Tiga Tantangan Komisi Nasional Disabilitas
Kolom

Tiga Tantangan Komisi Nasional Disabilitas

Mulai dari posisi sekretariat, luasnya ruang lingkup, hingga membangun komunikasi dengan lembaga lain. Tujuannya untuk membangun pondasi agar tidak layu sebelum berkembang.

Bacaan 5 Menit
Fajri Nursyamsi. Foto: Istimewa
Fajri Nursyamsi. Foto: Istimewa

Komisi Nasional Disabilitas (KND) merupakan lembaga yang diamanatkan oleh Undang-Undang Nomor 8 Tahun 2016 tentang Penyandang Disabilitas (UU Penyandang Disabilitas). Ketentuan itu kemudian diatur lebih lanjut dalam Peraturan Presiden Nomor 68 Tahun 2020 tentang Komisi Nasional Disabilitas (Perpres 68/2020) sekaligus memerintahkan pembentukannya. Setelah melalui proses seleksi, pada 1 Desember 2021, Presiden Republik Indonesia resmi melantik 7 anggota KND, sekaligus menandakan KND jilid I resmi bertugas.

Pembentukan KND disambut harapan di tengah upaya Pemerintah menjalankan amanat dalam mewujudkan penghormatan, pelindungan, dan pemenuhan hak-hak penyandang disabilitas. Namun begitu, terselip keresahan yang mendalam terhadap kekuatan kelembagaan KND untuk menjawab berbagai harapan tersebut, khususnya dalam melaksanakan semangat dan prinsip dari UU Penyandang Disabilitas yang menempatkan isu disabilitas dalam pendekatan lintas sektor.

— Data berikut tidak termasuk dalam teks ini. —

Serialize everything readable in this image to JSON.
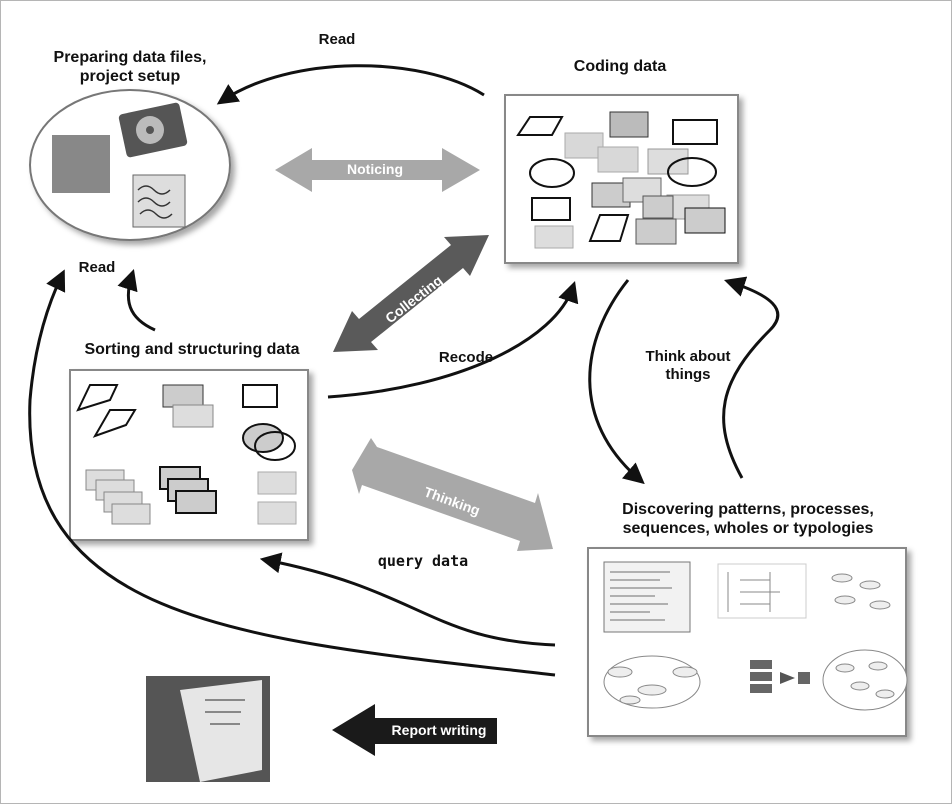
{
  "nodes": {
    "preparing": "Preparing data files,\nproject setup",
    "coding": "Coding data",
    "sorting": "Sorting and structuring data",
    "discovering": "Discovering patterns, processes,\nsequences, wholes or typologies"
  },
  "arrows": {
    "read_top": "Read",
    "read_left": "Read",
    "noticing": "Noticing",
    "collecting": "Collecting",
    "recode": "Recode",
    "think_about_things": "Think about\nthings",
    "thinking": "Thinking",
    "query_data": "query data",
    "report_writing": "Report writing"
  },
  "colors": {
    "light_arrow": "#a8a8a8",
    "dark_arrow": "#5a5a5a",
    "black_arrow": "#1a1a1a"
  }
}
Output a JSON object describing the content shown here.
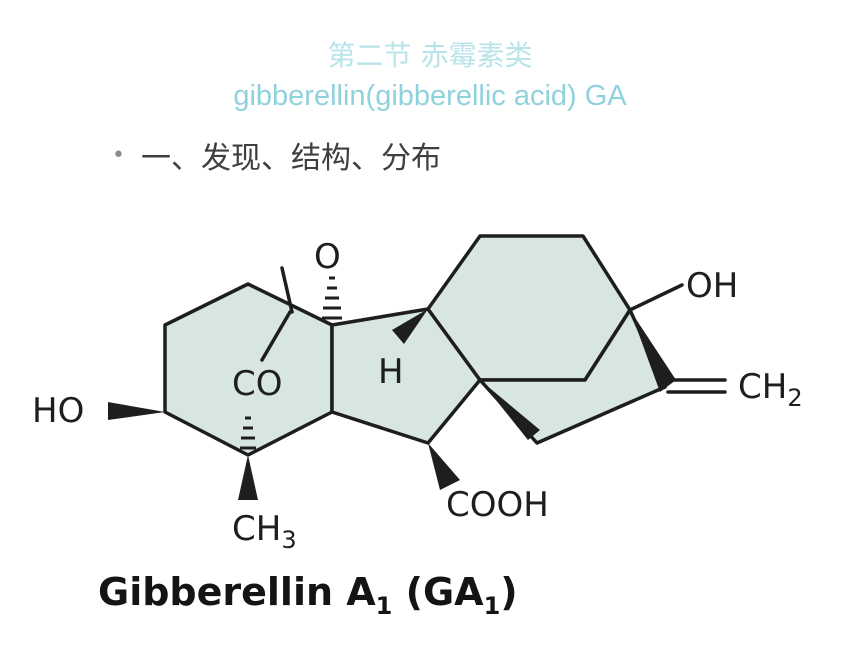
{
  "slide": {
    "title_cn": "第二节 赤霉素类",
    "title_en": "gibberellin(gibberellic acid)  GA",
    "bullet": "一、发现、结构、分布"
  },
  "structure": {
    "labels": {
      "o_top": "O",
      "co": "CO",
      "h": "H",
      "oh": "OH",
      "ho": "HO",
      "ch2_main": "CH",
      "ch2_sub": "2",
      "ch3_main": "CH",
      "ch3_sub": "3",
      "cooh": "COOH"
    },
    "caption": {
      "name": "Gibberellin A",
      "name_sub": "1",
      "open": " (GA",
      "abbr_sub": "1",
      "close": ")"
    },
    "colors": {
      "ring_fill": "#d8e6e2",
      "stroke": "#1e1e1e"
    }
  }
}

Bagaimanapun, KND bukanlah eksekutor lapangan, melainkan lembaga pengawas eksternal dari Pemerintah dan pemerintah daerah dalam menjalankan tugas dan kewenangannya yang diatur dalam UU Penyandang Disabilitas. Dalam peran ini, KND perlu memetakan dengan cermat permasalahan yang ada dan menjawab pertanyaan besar “bagaimana KND dapat berperan dalam penyelesaian permasalahan tersebut?”.

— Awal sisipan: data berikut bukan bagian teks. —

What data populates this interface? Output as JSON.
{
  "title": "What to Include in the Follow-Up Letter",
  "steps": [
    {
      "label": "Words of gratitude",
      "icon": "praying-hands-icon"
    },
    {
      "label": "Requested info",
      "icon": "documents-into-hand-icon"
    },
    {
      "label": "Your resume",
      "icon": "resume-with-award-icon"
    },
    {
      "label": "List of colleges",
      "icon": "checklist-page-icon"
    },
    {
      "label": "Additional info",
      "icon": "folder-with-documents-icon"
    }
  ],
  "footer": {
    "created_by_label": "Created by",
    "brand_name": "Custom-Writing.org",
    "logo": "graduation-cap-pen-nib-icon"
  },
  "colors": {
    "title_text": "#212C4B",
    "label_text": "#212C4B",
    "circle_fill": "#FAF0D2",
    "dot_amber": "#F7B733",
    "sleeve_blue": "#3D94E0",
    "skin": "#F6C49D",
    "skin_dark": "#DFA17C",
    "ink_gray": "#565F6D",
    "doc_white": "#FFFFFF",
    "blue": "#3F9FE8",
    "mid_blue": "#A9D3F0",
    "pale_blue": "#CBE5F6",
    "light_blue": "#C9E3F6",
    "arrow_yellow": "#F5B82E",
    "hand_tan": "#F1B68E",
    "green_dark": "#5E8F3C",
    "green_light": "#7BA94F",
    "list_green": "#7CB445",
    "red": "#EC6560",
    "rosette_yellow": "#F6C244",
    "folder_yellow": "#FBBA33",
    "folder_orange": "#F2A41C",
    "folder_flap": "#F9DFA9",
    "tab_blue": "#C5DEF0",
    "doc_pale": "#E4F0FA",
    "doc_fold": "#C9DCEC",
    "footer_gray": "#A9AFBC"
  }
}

Realitas bahwa KND adalah lembaga eksternal dari birokrasi Pemerintah tercantum dalam ketentuan Pasal 132 UU Penyandang Disabilitas yang mengatur bahwa tugas dari KND adalah melaksanakan pemantauan, evaluasi, dan advokasi pelaksanaan penghormatan, pelindungan, dan pemenuhan hak penyandang disabilitas. Dari tugas itu dapat terlihat bahwa KND bukan pelaksana langsung, tetapi memastikan Pemerintah dan pemerintah daerah menjalankan tugasnya dalam mewujudkan penghormatan, pelindungan, dan pemenuhan hak penyandang disabilitas berdasarkan UU Penyandang Disabilitas.

Tantangan terbesar bagi KND dalam menjalankan posisi sebagai pengawas eksternal adalah posisi Sekretariat KND dalam Pasal 9 ayat (4) Perpres 68/2020 yang berkedudukan di unit kerja Kementerian Sosial, yang merupakan salah satu obyek pengawasan dari KND. Sekretariat KND bertugas untuk memberikan dukungan teknis dan administratif, termasuk penyediaan anggaran bagi KND. Dalam konstruksi perencanaan dan penganggaran di Indonesia, ketentuan itu menjadikan jalur anggaran KND akan masuk dalam pagu anggaran Kementerian Sosial.

Kondisi itu menjadikan posisi KND tidak diuntungkan secara sistem, sehingga perlu didukung faktor di luar sistem, agar mandat sebagai lembaga pengawas eksternal yang independen tetap terjaga. Bentuk dukungan paling krusial adalah dari organisasi penyandang disabilitas sebagai pemangku kepentingan terbesar. Skema pengisian anggota KND yang keseluruhannya dipilih dari masyarakat sipil, tidak ada anggota yang berstatus sebagai ex officio atau perwakilan Pemerintah, menambah urgensi bahwa KND adalah perpanjangan tangan dari masyarakat penyandang disabilitas.

Dengan begitu, penting bagi KND mengawali langkahnya untuk berkonsolidasi dengan organisasi penyandang disabilitas di seluruh wilayah Indonesia. KND perlu memberikan ruang yang besar bagi organisasi penyandang disabilitas untuk ikut dalam merancang kerja KND ke depan, sehingga terjalin proses yang saling percaya dan memastikan KND bermitra dekat, serta saling mendukung dengan organisasi penyandang disabilitas.